Семья наша была разорена, имущество безвозмездно расхищено, я лишен собственного угла… Это был факт… Но был также и факт, что мать моя сама ночью сбежала вместе со мной, бросив квартиру и имущество на произвол судьбы… Если б она не сбежала и была бы арестована, то, невзирая на отсутствие формулировки суда «с конфискацией имущества», поскольку я был несовершеннолетним и других членов семьи не имелось, был бы составлен реестр описи имущества, который ныне послужил бы основанием для компенсации.

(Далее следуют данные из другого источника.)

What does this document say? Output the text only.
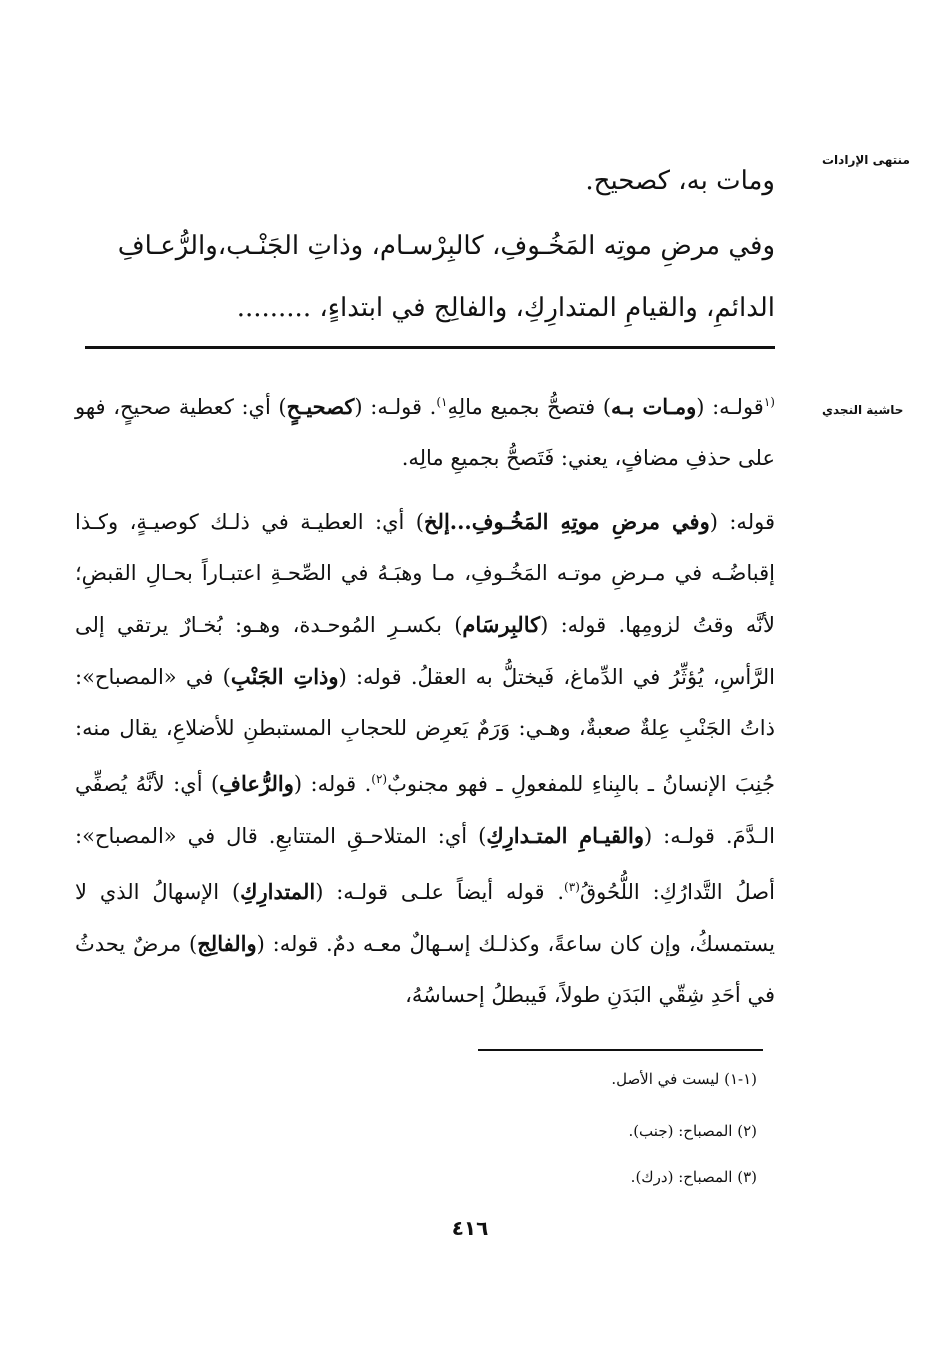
منتهى الإرادات
حاشية النجدي
ومات به، كصحيح.
وفي مرضِ موتِه المَخُـوفِ، كالبِرْسـام، وذاتِ الجَنْـب،والرُّعـافِ
الدائمِ، والقيامِ المتدارِكِ، والفالِج في ابتداءٍ، .........
$^{(١}$قولـه: (ومـات بـه) فتصحُّ بجميع مالِهِ$^{١)}$. قولـه: (كصحيـحٍ) أي: كعطية صحيحٍ، فهو على حذفِ مضافٍ، يعني: فَتَصحُّ بجميعِ مالِه.
قوله: (وفي مرضِ موتِهِ المَخُـوفِ...إلخ) أي: العطيـة في ذلـك كوصيـةٍ، وكـذا إقباضُـه في مـرضِ موتـه المَخُـوفِ، مـا وهبَـهُ في الصِّحـةِ اعتبـاراً بحـالِ القبضِ؛ لأنَّه وقتُ لزومِها. قوله: (كالبِرسَام) بكسـرِ المُوحـدة، وهـو: بُخـارٌ يرتقي إلى الرَّأسِ، يُؤثِّرُ في الدِّماغ، فَيختلُّ به العقلُ. قوله: (وذاتِ الجَنْبِ) في «المصباح»: ذاتُ الجَنْبِ عِلةٌ صعبةٌ، وهـي: وَرَمٌ يَعرِض للحجابِ المستبطنِ للأضلاعِ، يقال منه: جُنِبَ الإنسانُ ـ بالبِناءِ للمفعولِ ـ فهو مجنوبٌ$^{(٢)}$. قوله: (والرُّعافِ) أي: لأنَّهُ يُصفِّي الـدَّمَ. قولـه: (والقيـامِ المتـدارِكِ) أي: المتلاحـقِ المتتابعِ. قال في «المصباح»: أصلُ التَّدارُكِ: اللُّحُوقُ$^{(٣)}$. قوله أيضاً علـى قولـه: (المتدارِكِ) الإسهالُ الذي لا يستمسكُ، وإن كان ساعةً، وكذلـك إسـهالٌ معـه دمٌ. قوله: (والفالِج) مرضٌ يحدثُ في أحَدِ شِقّي البَدَنِ طولاً، فَيبطلُ إحساسُهُ،
(١-١) ليست في الأصل.
(٢) المصباح: (جنب).
(٣) المصباح: (درك).
٤١٦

Такова логика событий в прошлом и мыслей моих на стуле перед сотрудником.
– Хорошо,– сказал я, глядя исподлобья, – по этому вопросу я напишу в самые высшие инстанции.
– Буду искренне рад, если вам удастся чего-либо добиться,– сказал сотрудник КГБ,– но сомневаюсь…
– Хорошо,– повторил я,– а в смысле квартиры… Через кого и как мне действовать… Через вас или через МВД?
– Получают через нас,– сказал сотрудник,– мы даем направление в исполком… Но в данном случае для такого направления также нет оснований.
– То есть как? – вскричал я.
– Право на получение жилплощади,– говорил сотрудник,– имеют либо сами реабилитированные, либо те из членов их семьи, которые в момент ареста были взрослыми и находились на их иждивении… Например, жена, родители… Вот ваша мать имела бы право, вы же были ребенком… Ведь вас кто-то воспитывал… Фактически вы перешли на иждивение других людей…
– Значит,– крикнул я,– вина моя в том, что мать моя умерла… Ваши законы построены так, что сироты имеют меньше прав, чем те, у кого есть родители… Если б жива была моя мать, я бы получил квартиру, а так я должен валяться без места… Палачи,– крикнул я тем петушиным воплем, каким в компании Арского реабилитированный крикнул мне – «мерзавец», приняв меня ошибочно за сталиниста,– во времена Сталина вы пили нашу кровь… Что изменилось?… Вы дали мне кучу лицемерных бумажек… Заплатили за смерть отца двухмесячной зарплатой плановика… Что это за срок такой и кто его придумал?… Душить вас надо, вот что… Убийцы…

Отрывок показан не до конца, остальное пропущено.